What are Sections 234B and 234C?
Section 234B requires taxpayers to pay at least 90% of their total tax by the end of the financial year. Failing to do so results in a monthly interest charge of 1% on the unpaid amount, starting from April until the tax is finally paid.
Section 234C imposes a penalty of 1% per month for any deferment or shortfall in advance tax payments. Taxpayers are required to make their advance tax payments by specific deadlines throughout the year:
- By 15th June: At least 15% of total tax liability
- By 15th September: 45% of total tax liability
- By 15th December: 75% of total tax liability
- By 15th March: 100% of total tax liability
Common Issues for Taxpayers
For salaried individuals, advance tax calculations are often managed by employers through Tax Deducted at Source (TDS). However, if you have income not covered by TDS, such as capital gains from selling shares or mutual funds, you need to pay advance tax in installments. Not adhering to this requirement can result in significant interest charges under Sections 234B and 234C.
Several experts, including Himank Singla from SBHS & Associates, have pointed out that the Centralized Processing Center (CPC) may overlook the actual date of capital gains, leading to retroactive interest charges. Singla notes that the law specifies that interest under Section 234C should only apply from the date of the transaction, not from the beginning of the fiscal year.
Similarly, Gopal Bohra, Partner at Tax N.A. Shah Associates, mentions that taxpayers must provide accurate details of capital gains and dividends in their Income Tax Return (ITR) to avoid unnecessary interest charges. If there has been an error, taxpayers can file a rectified ITR under section 154 to correct it.
Complaints from Taxpayers
Recent complaints on social media platforms highlight the frustrations with these calculations:
FINALLY… ITR PROCESSED
But wait
CPC has increased interest under Section 234C compared to their earlier calculation. Same income. Same tax paid. Different interest amount.
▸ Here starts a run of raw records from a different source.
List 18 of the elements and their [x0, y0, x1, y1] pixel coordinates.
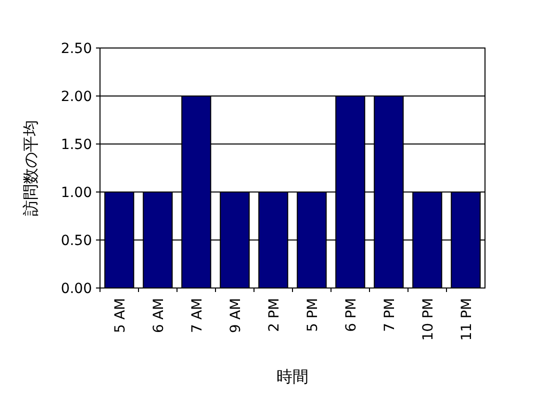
- x-tick-label: 5 PM: [304, 298, 321, 332]
- x-tick-label: 11 PM: [458, 298, 475, 341]
- x-tick-label: 10 PM: [420, 298, 436, 341]
- y-tick-label: 0.50: [60, 233, 92, 249]
- y-axis-title: 訪問数の平均: [21, 120, 40, 216]
- x-tick-label: 9 AM: [228, 298, 244, 334]
- y-tick-label: 1.00: [60, 185, 92, 201]
- x-tick-label: 6 AM: [150, 298, 167, 334]
- y-tick-label: 2.50: [60, 41, 92, 57]
- x-tick-label: 6 PM: [343, 298, 360, 332]
- x-tick-label: 2 PM: [266, 298, 282, 332]
- y-tick-label: 0.00: [60, 281, 92, 297]
- x-axis-title: 時間: [276, 367, 308, 386]
- x-tick-label: 7 PM: [382, 298, 398, 332]
- y-tick-label: 2.00: [60, 89, 92, 105]
- x-tick-label: 7 AM: [189, 298, 206, 334]
- y-tick-label: 1.50: [60, 137, 92, 153]
- x-tick-label: 5 AM: [112, 298, 128, 334]
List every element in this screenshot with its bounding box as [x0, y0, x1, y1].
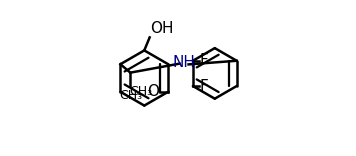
Text: CH₃: CH₃ [119, 89, 142, 102]
Text: F: F [200, 78, 208, 94]
Text: F: F [200, 53, 208, 68]
Text: NH: NH [172, 55, 195, 70]
Text: O: O [147, 84, 159, 99]
Text: CH₃: CH₃ [129, 85, 152, 98]
Text: OH: OH [151, 21, 174, 36]
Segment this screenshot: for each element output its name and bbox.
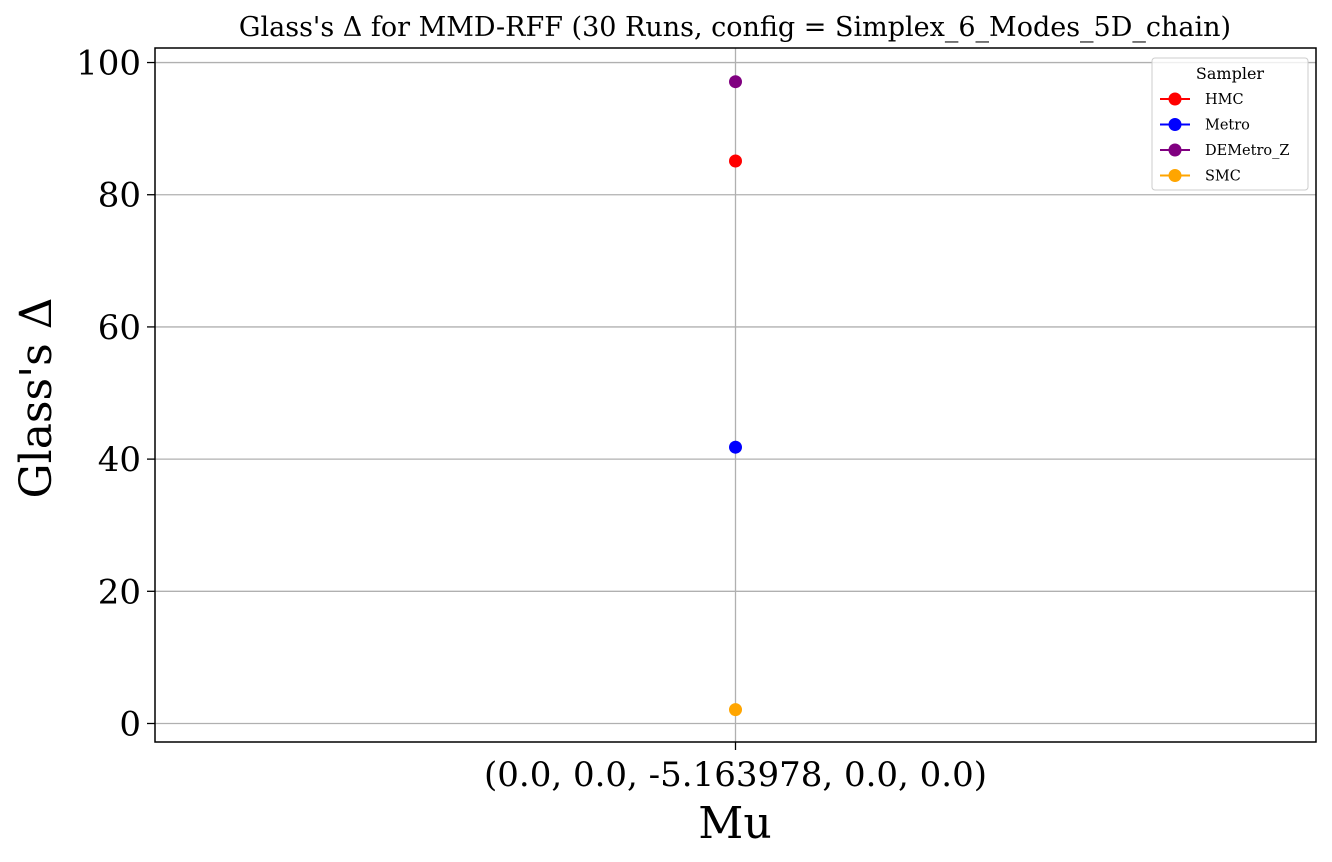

If you’ve received your ITR Intimation,
recheck 234A / 234B / 234C carefully before assuming it’s final. Processing ≠ Always accurate. Anyone else noticed interest changes after processing? Or the ITR still pending for processing ?
- Jay Matoliya (@Jay_Matoliya) pointed out increased interest under Section 234C despite consistent income and tax paid. View Tweet
- R Loganathan (@lacaindia) noted incorrect interest calculations, including full-year 234C for presumptive taxation cases. View Tweet
How to Pay Advance Tax Online
To avoid issues with advance tax payments, follow these steps to pay online:
- Visit the official income tax e-filing website.
- Click on ‘e-Pay Tax’ found under Quick Links or use the search option.
- Enter your PAN and mobile number, validating the login with the OTP sent to your phone.
- Choose Income Tax as the tax type, select Assessment Year 2024-25, and pick Advance Tax (100) as your payment category.
- Carefully input the applicable tax amount and required details.
- Select your preferred bank and proceed to the payment gateway.
- Review all information before proceeding and keep the challan acknowledgment for your records.
Understanding these provisions can help you navigate the complexities of advance tax payments and avoid unexpected interest charges. Make sure to stay informed and compliant to effectively manage your tax obligations.